How could he have been in a bunker and fail to recognize it?  Even David Feherty, on the ground with him, didn’t see it.  Two things occurred (or did not occur) to set the conditions for this to happen.  Firstly, PGA officials established the rule before the tournament that all bunkers on the course would be played as a hazard whether trampled by the gallery behind the ropes or inside the ropes and groomed.  This ruling was communicated on the rule sheet and published in the locker room for all of the players.    The reason for this ruling was that because there are so many bunkers on the course – 1800+ – it would be impossible to characterize individual bunkers as “hazards in play” or not.  That is crap.  I saw red lines everywhere on that course, even through the television screen, identifying the distinction between hazard and non-hazard.  If you run out of paint, use the ropes.  Yes, all 1800+ bunkers were intended to be a part of the course of play, but, did Pete Dye really envision thousands of gallery members trampling in them effectively making some of them indistinguishable from the other parts of the surrounding area?  I doubt it. 

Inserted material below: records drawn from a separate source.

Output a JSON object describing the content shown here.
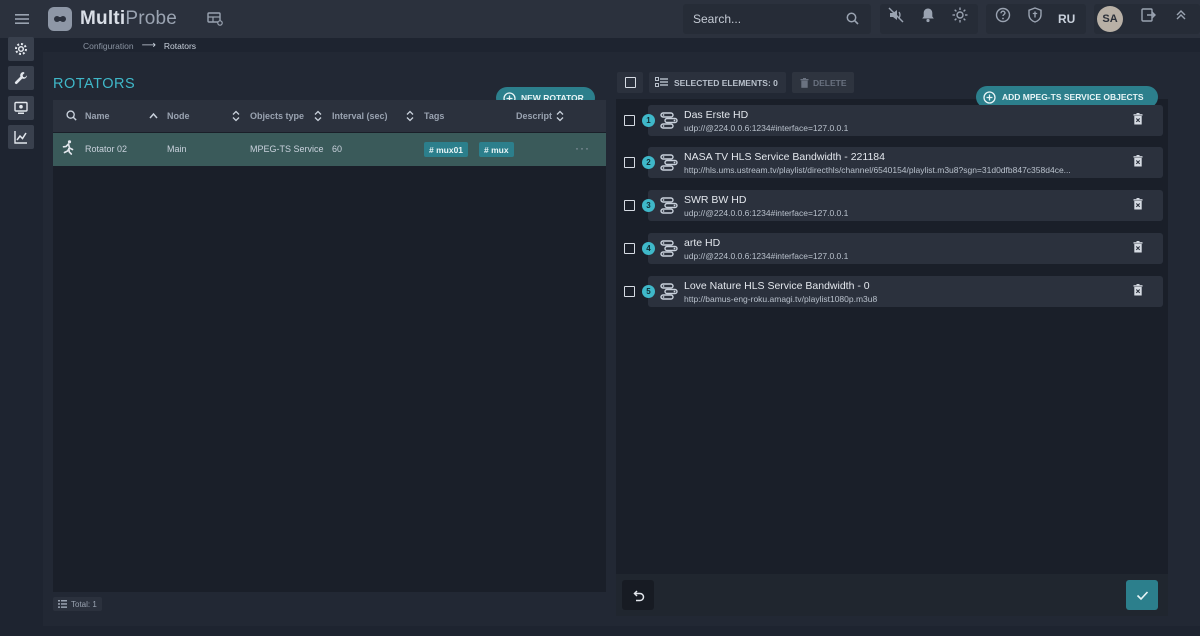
{
  "app": {
    "name_bold": "Multi",
    "name_light": "Probe"
  },
  "search": {
    "placeholder": "Search..."
  },
  "header": {
    "language": "RU",
    "user_initials": "SA"
  },
  "breadcrumb": {
    "items": [
      "Configuration",
      "Rotators"
    ],
    "separator": "⟶"
  },
  "page": {
    "title": "ROTATORS",
    "new_button": "NEW ROTATOR"
  },
  "table": {
    "columns": [
      "Name",
      "Node",
      "Objects type",
      "Interval (sec)",
      "Tags",
      "Descript"
    ],
    "rows": [
      {
        "name": "Rotator 02",
        "node": "Main",
        "objects_type": "MPEG-TS Service",
        "interval": "60",
        "tags": [
          "mux01",
          "mux"
        ],
        "more": "···"
      }
    ],
    "total_label": "Total: 1"
  },
  "right": {
    "selected_label": "SELECTED ELEMENTS: 0",
    "delete_label": "DELETE",
    "add_button": "ADD MPEG-TS SERVICE OBJECTS",
    "items": [
      {
        "num": "1",
        "title": "Das Erste HD",
        "url": "udp://@224.0.0.6:1234#interface=127.0.0.1"
      },
      {
        "num": "2",
        "title": "NASA TV HLS Service Bandwidth - 221184",
        "url": "http://hls.ums.ustream.tv/playlist/directhls/channel/6540154/playlist.m3u8?sgn=31d0dfb847c358d4ce..."
      },
      {
        "num": "3",
        "title": "SWR BW HD",
        "url": "udp://@224.0.0.6:1234#interface=127.0.0.1"
      },
      {
        "num": "4",
        "title": "arte HD",
        "url": "udp://@224.0.0.6:1234#interface=127.0.0.1"
      },
      {
        "num": "5",
        "title": "Love Nature HLS Service Bandwidth - 0",
        "url": "http://bamus-eng-roku.amagi.tv/playlist1080p.m3u8"
      }
    ]
  },
  "colors": {
    "accent": "#2c7f8c",
    "accent_text": "#3fb8c9",
    "selected_row": "#3a5a5a"
  }
}
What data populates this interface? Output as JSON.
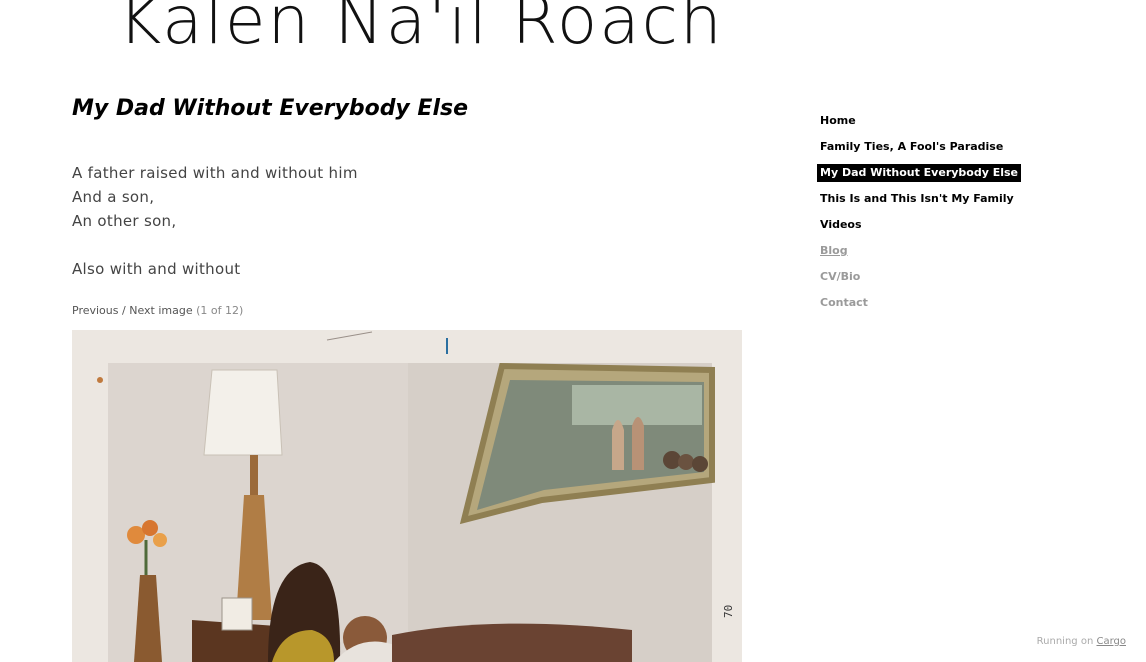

Secondly, each group had a PGA official with them.  There was an official with Dustin’s group.  Why didn’t he step in to adjudicate?  Surely, since the PGA officials were sensitive to play from bunkers behind the ropes and the effect trampling galleries might have on them (mentioned in the rule sheet), wouldn’t or shouldn’t they have been ultra sensitive to the possibility of a “Dustin Johnson event” occurring?  The official asked Dustin if he was good.  Dustin said he was.  Then he grounded his club.  He didn’t know he was in a bunker!  Catch 22! 

Some discussion and speculation came out as to whether Dustin read the rule sheet.  Even Dustin commented that he should have read it, but I think that comment was his sarcastic retort to a question put to him.  I watched it and that was my sensing.  However, whether he read it or not, if he didn’t know he was in a bunker because it did not look like a bunker, the issue is moot.  He had no reason to refer to the rule.

Two things caused this.  The PGA ruling should have been that all bunkers outside of the ropes be treated as waste areas – allowing for more ‘lenient play’ – because of the effect the galleries had on them.  To help adjudicate that, they had available a PGA official with every group to make the call where there might be a question.  But, even in the event they went with the ruling as they did, they should have instructed the walking officials to be sensitive to positive identification of the bunkers behind the ropes. 

This was an avoidable situation brought on by some bad decisions.  That’s how I see it.